I rather think there will be long faces then, when the builders have grown tired of the anthracite (we know that the once super hip glass blocks didn’t experience a second spring alongside their contemporaries "platform shoes and bell-bottoms") and they think white is quite nice and timeless too and simply want to remove the films - and then the windows altered under the glue of the film will smile at them in radiant tooth yellow *LOL to the third power*
Windows are, in my opinion, very important and will not be replaced anytime soon... (probably never again).
Therefore, I wouldn't necessarily "save" on them.
My point exactly. The aluminum window factory no longer belongs to me, so nobody needs to file this under sales talk: while aluminum windows still look brand new after forty years, PVC windows become unsightly after only fifteen to twenty years (brittle, still technically harmless, but ugly).

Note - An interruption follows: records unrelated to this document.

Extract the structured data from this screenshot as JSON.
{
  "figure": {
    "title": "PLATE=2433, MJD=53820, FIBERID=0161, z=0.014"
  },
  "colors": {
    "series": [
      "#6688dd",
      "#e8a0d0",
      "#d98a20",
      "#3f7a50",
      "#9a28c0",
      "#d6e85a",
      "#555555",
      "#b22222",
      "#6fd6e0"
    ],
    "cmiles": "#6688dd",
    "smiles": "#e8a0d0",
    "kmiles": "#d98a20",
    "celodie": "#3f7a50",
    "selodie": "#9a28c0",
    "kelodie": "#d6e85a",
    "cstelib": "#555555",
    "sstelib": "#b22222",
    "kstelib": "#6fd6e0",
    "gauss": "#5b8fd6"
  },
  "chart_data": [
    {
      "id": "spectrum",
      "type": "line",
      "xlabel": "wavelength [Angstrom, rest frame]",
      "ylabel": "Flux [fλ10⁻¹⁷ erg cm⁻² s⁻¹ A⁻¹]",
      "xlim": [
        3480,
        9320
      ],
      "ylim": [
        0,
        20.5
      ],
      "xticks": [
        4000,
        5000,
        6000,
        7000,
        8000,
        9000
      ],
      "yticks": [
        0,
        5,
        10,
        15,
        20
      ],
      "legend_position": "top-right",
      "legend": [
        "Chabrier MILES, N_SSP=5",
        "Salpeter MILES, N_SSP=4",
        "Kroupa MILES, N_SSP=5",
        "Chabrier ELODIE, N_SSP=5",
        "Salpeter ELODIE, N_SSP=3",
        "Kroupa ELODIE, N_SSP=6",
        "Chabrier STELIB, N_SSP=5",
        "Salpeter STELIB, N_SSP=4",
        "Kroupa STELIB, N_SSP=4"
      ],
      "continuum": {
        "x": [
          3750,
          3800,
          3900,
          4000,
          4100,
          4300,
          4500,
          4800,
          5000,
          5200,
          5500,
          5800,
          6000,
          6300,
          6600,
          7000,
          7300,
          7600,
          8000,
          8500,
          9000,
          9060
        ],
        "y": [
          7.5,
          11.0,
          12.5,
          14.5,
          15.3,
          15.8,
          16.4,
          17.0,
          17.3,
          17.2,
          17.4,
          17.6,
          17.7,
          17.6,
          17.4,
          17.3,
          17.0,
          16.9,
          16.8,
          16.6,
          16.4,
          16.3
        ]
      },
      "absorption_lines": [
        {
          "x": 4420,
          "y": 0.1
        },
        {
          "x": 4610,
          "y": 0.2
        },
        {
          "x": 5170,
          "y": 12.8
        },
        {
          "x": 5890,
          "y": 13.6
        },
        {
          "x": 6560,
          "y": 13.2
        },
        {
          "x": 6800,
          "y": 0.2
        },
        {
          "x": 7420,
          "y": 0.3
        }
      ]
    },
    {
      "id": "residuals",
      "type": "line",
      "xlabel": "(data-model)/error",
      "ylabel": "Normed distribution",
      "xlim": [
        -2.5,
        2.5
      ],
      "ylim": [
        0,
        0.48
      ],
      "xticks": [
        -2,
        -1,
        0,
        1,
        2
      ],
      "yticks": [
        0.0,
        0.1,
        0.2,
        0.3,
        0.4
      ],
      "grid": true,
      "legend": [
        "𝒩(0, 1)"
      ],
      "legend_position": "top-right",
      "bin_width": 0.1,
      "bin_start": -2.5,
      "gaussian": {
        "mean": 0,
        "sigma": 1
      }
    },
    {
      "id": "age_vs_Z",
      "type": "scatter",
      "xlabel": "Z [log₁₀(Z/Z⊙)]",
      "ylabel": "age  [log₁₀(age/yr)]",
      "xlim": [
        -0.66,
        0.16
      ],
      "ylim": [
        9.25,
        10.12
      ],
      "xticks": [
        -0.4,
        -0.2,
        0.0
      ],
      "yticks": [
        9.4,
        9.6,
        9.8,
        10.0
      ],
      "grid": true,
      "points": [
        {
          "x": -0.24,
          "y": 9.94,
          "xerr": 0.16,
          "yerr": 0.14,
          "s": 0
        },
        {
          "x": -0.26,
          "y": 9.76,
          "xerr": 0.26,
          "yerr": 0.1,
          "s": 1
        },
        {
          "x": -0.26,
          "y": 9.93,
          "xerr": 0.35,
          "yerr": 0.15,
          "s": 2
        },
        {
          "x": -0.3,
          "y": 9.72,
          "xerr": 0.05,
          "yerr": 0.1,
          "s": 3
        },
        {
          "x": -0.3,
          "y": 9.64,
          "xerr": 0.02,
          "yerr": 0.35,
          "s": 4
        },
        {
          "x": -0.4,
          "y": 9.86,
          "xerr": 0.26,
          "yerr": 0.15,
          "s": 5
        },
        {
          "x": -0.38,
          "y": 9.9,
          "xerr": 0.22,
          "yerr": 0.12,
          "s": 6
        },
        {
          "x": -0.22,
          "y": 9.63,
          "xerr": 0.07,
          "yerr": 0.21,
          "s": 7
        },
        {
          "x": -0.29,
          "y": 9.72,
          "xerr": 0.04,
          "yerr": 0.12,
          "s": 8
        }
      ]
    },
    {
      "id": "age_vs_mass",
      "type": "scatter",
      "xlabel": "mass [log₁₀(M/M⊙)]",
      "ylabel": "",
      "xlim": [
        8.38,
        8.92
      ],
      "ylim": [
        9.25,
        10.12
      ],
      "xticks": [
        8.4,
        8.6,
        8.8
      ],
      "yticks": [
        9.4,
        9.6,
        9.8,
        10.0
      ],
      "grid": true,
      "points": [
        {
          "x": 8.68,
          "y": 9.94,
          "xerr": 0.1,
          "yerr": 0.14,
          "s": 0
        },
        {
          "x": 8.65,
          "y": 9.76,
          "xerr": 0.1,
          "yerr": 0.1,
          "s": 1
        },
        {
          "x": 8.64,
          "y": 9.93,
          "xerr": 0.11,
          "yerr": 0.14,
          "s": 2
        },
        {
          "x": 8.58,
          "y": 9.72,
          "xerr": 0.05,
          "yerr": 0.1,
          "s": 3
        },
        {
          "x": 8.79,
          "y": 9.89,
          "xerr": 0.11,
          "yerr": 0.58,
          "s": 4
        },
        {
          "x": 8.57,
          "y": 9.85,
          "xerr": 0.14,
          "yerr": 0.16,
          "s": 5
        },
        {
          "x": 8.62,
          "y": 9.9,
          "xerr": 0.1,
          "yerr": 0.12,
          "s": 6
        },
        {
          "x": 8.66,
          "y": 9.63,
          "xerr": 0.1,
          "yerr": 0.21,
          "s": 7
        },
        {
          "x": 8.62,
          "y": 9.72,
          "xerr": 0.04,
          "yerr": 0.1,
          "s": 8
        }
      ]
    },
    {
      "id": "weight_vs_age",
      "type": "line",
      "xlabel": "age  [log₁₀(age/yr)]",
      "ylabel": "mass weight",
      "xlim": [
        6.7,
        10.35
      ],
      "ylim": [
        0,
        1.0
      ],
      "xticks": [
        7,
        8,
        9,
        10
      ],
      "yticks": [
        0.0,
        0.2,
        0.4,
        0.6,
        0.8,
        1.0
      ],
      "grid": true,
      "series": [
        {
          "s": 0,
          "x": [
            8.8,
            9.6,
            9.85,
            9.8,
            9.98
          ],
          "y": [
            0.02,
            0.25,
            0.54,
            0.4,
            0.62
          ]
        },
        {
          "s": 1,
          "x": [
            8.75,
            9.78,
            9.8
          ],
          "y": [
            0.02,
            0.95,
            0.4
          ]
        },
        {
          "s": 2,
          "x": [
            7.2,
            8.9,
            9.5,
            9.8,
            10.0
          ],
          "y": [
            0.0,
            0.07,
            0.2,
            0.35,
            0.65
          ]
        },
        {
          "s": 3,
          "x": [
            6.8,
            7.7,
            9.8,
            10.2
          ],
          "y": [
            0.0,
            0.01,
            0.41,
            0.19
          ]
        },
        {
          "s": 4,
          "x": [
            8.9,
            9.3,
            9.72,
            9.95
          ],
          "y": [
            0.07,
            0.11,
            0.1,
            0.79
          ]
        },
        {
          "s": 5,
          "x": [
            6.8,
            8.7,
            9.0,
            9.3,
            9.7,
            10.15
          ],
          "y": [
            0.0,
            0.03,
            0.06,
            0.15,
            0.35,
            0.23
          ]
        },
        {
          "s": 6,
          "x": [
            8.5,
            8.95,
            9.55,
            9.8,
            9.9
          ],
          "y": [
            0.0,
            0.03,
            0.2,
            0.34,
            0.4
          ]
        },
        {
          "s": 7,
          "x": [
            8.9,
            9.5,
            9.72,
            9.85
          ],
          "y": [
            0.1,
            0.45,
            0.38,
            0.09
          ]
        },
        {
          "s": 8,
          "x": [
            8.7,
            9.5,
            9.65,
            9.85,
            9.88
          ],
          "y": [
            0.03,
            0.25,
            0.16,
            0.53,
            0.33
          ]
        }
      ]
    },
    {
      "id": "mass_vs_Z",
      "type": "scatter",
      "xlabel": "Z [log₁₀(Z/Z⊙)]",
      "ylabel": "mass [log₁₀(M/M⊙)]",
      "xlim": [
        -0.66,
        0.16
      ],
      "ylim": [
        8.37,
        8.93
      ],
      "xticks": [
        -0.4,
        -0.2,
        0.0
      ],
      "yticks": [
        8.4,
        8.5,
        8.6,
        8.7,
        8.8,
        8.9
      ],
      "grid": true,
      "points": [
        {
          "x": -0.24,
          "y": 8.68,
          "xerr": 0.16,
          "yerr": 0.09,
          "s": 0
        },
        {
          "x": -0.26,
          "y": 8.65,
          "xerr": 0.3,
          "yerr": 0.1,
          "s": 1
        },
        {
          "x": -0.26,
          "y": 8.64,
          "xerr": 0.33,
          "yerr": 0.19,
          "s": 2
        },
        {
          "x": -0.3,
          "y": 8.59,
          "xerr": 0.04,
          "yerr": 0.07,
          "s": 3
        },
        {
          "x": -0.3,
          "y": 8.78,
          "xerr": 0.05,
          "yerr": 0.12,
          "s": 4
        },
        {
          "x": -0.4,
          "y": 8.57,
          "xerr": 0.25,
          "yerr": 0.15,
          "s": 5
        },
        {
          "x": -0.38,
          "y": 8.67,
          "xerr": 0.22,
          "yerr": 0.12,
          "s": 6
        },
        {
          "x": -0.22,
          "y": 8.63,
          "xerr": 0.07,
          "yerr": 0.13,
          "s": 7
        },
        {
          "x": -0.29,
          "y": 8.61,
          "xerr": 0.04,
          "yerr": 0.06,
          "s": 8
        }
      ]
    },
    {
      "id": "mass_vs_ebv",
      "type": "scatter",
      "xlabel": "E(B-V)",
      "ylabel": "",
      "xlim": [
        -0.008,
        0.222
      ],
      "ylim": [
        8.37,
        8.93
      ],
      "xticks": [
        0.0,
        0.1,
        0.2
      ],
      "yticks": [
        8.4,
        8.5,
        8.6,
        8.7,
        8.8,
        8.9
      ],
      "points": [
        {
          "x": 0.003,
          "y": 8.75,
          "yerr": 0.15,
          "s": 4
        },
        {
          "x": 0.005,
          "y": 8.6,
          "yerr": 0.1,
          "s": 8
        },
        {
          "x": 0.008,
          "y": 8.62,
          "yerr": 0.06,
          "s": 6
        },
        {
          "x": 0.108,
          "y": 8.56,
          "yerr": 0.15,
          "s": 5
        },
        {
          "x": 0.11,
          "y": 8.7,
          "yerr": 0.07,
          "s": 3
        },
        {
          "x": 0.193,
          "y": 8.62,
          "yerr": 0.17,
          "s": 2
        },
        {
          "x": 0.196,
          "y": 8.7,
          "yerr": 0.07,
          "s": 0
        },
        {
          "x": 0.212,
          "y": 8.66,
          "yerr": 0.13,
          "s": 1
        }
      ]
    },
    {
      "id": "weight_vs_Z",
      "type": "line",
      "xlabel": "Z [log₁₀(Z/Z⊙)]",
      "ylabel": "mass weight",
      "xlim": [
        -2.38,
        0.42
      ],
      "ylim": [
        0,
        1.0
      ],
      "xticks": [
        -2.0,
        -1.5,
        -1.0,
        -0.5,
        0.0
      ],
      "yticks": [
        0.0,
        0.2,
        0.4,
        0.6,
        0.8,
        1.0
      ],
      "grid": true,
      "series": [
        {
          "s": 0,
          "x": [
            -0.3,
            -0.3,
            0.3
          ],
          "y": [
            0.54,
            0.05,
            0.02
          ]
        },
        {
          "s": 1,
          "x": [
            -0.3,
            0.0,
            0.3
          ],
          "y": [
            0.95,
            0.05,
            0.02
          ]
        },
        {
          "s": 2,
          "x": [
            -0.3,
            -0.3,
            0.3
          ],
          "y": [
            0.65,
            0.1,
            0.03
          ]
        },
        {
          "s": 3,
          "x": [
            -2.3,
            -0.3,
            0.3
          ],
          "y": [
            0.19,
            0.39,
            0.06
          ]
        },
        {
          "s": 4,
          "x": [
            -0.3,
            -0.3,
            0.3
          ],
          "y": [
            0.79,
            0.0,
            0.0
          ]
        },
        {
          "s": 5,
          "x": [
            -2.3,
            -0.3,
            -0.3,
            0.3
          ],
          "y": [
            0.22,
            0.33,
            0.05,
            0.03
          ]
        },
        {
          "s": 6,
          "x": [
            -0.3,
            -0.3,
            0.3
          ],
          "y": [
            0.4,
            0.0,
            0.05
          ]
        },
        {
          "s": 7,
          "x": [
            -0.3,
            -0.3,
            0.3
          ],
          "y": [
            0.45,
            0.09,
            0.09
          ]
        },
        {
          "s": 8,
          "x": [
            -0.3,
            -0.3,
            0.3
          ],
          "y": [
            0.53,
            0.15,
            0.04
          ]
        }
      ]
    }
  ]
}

My latest info is that there can be problems with transparency due to optical distortions and stability with quadruple glazing.
To my knowledge, not even with the bulletproof glass of Villa Flick ;-)
Distortions are practically no issue as long as the thicknesses of the panes and the spaces in between are equal (e.g., 4-16-4-16-4). I see no difference in clarity between double and triple glazing. If the middle pane were installed relatively skewed, it would probably become "visible".